The volunteer holding my arm instructed me "Just ask her to be gentle." "Please be gentle, please be gentle, please be gentle," I begged Mother Aya. I heard nothing, and I understood that I was being punished for my earlier disrespect. The volunteer suggested I sit by the fire outside. I accepted, and she led me to a mat near the fire pit. I reached out and touched the earth, and felt relief at knowing I was still here. I was alive. I could feel the grass. I opened my eyes and looked over at the grass, and it was alive. I could see every clump of grass as if it was God's hand reaching up for the sky. And each blade of grass was pulsating with the sacred life force. And I knew that I could never again think of taking my own life. I understood that every moment here is a precious gift. That there is beauty and joy to always be found. Cherish life.
I sat by the fire until the effects of the medicine wore off to the point where I felt I could go back to my room, as it was very late. I made my way back there, wanting nothing more than to see my husband. I opened the door to find the bed empty. I get really worried, but remind myself we're in a safe place. I lay down in bed and wait for him to come in. I lay there for what feels like forever. I get worried again. I had the most painful and terrifying experience of my life, and I assumed the same was now happening to him. I get up to go find him. I make it to the door before I remember the rules. We can't interfere with another's experience. I go lie back down. This happens about three more times. Up to the door, back to bed. Finally, an hour after I initially made it back to the room, I say "Fuck the rules. I'm going to find my husband."
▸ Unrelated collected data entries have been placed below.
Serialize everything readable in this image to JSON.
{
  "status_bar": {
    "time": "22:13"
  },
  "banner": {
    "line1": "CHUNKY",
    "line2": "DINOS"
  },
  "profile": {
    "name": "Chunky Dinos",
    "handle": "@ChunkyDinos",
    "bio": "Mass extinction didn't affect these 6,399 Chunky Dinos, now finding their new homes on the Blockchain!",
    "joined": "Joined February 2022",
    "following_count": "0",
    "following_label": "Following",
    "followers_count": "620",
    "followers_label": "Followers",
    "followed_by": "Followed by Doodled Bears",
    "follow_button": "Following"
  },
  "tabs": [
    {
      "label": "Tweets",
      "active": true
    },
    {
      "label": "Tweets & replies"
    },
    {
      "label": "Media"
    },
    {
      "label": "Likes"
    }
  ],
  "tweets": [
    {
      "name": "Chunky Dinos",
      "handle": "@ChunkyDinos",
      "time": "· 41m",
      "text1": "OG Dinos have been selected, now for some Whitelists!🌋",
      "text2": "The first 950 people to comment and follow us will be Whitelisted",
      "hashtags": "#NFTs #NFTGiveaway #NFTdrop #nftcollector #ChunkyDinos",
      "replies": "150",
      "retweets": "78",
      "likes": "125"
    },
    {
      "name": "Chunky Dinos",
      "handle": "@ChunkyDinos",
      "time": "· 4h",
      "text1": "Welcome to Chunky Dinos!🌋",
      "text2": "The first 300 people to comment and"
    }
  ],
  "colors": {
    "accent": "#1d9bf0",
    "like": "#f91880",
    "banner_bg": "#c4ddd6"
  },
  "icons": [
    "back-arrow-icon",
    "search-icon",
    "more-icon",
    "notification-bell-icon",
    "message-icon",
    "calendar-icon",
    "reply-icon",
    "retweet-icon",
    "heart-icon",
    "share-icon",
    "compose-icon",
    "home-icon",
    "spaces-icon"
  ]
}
I make my way to the other end of the property to where I know his ceremony area is. It's about 2:30 am at this point, and very quiet. I spot him under a blanket (he's a big guy), and quickly walk over. I see him breathing and I feel this incredible sense of relief as I touch his forehead and he opens his eyes. I've never felt happier to touch him. Pure joy at being alive and being with him. He clearly had been crying a lot, and after some time, he decides he wants to go back to the room. We make our way back and lie down. He falls asleep before too long, but I sleep fitfully. I just went through the most terrifying experience of my life, and there were two more ceremonies planned over the next two days. Could I do it?